For starters, close any Explorer windows that might be open. Even if they're not showing the drive's contents, they may be "looking" at the drive.

Likewise, close any programs that might be accessing files or folders on the drive. For example, if you have a Word document that resides on the drive and that file is open in Word, close it--along with Word itself.

Where this gets tricky is with programs that might be accessing your drive without your knowledge. For example, maybe your anti-virus utility is scanning or monitoring the drive. That would make "safe removal" nearly impossible. (Aha! Another reason to avoid security software altogether.)

If indeed you have any software that monitors your system, check its settings to see if you can exclude external drives.
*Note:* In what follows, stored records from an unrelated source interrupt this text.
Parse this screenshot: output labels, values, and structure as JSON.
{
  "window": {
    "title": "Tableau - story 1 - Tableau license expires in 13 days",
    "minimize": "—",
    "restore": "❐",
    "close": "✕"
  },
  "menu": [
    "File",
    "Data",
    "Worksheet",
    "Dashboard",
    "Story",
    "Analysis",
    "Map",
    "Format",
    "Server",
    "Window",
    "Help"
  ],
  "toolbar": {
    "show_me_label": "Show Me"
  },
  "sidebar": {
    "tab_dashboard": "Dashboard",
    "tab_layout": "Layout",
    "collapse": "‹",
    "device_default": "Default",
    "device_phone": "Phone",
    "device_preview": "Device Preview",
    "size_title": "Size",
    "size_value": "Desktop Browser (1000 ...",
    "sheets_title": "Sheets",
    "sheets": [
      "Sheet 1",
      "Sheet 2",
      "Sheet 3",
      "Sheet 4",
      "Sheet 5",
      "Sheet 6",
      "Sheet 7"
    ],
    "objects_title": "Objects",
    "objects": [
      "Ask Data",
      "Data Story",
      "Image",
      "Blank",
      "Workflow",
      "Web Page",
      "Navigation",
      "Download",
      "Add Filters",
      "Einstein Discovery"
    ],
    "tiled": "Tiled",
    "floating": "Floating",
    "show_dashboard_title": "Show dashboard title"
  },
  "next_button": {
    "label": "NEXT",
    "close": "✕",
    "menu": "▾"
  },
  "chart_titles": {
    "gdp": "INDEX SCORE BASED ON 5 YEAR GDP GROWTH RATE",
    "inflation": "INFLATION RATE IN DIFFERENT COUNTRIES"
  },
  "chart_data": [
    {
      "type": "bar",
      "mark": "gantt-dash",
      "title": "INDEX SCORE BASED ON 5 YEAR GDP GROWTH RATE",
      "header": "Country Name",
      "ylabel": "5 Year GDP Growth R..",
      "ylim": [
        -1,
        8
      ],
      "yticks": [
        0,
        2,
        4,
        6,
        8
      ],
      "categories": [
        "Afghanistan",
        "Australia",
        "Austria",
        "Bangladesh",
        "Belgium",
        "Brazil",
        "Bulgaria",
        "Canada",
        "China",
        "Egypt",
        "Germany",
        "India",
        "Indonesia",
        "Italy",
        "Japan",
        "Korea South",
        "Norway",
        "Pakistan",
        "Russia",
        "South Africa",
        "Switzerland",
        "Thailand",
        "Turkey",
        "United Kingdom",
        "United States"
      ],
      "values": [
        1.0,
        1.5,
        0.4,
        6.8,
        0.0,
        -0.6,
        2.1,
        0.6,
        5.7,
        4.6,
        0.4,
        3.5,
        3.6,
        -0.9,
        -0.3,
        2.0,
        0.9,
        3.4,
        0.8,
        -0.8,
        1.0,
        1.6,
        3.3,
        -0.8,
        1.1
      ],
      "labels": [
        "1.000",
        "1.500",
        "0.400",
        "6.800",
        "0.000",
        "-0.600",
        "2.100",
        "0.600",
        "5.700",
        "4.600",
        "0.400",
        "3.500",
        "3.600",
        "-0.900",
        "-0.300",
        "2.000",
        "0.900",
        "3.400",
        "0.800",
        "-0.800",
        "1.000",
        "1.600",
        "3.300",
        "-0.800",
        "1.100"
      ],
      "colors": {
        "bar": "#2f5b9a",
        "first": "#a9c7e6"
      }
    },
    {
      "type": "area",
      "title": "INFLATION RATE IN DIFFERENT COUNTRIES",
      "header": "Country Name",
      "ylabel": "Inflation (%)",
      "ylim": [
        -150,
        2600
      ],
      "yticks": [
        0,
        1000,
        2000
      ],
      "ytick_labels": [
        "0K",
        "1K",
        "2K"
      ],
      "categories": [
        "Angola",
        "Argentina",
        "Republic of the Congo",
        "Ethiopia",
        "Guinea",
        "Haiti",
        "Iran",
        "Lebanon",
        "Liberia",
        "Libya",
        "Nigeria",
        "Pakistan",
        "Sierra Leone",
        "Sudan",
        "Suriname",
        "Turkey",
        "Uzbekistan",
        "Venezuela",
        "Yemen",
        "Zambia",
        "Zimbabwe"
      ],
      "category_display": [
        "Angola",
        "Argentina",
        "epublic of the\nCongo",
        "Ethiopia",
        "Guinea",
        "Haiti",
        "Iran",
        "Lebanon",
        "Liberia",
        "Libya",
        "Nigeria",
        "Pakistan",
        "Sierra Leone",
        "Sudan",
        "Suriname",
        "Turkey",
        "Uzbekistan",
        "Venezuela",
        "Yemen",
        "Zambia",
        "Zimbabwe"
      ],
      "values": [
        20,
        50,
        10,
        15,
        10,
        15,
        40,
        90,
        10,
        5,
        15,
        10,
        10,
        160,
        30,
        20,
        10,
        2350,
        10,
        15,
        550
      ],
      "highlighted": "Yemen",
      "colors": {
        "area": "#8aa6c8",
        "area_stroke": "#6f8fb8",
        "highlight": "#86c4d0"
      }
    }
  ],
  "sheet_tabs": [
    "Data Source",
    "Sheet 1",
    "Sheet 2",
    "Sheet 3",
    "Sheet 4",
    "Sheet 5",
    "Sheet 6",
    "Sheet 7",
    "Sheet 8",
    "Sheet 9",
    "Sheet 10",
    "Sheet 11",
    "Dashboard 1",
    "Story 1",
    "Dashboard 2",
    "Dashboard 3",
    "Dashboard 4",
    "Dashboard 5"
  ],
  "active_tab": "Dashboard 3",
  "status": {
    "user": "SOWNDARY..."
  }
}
Granted, such drives can be the source of malware infections, so there's a bit of a Catch-22 here.

Because this problem can indeed be difficult to pinpoint, you have a couple final options. First, you can do what you sometimes do already: Wait until you've shut down your PC and then pull the drive. Second, you can throw caution to the wind, check the drive light(s) to make sure there's no activity, and then yank it.

Chances are good your drive and data will come through just fine. If you run into a problem, there's always drive-recovery software like BadCopy Pro (for flash drives) and R-Studio (for hard drives).

If anyone knows of a more reliable solution to the problem, by all means share it in the comments. We're all in this together, peeps.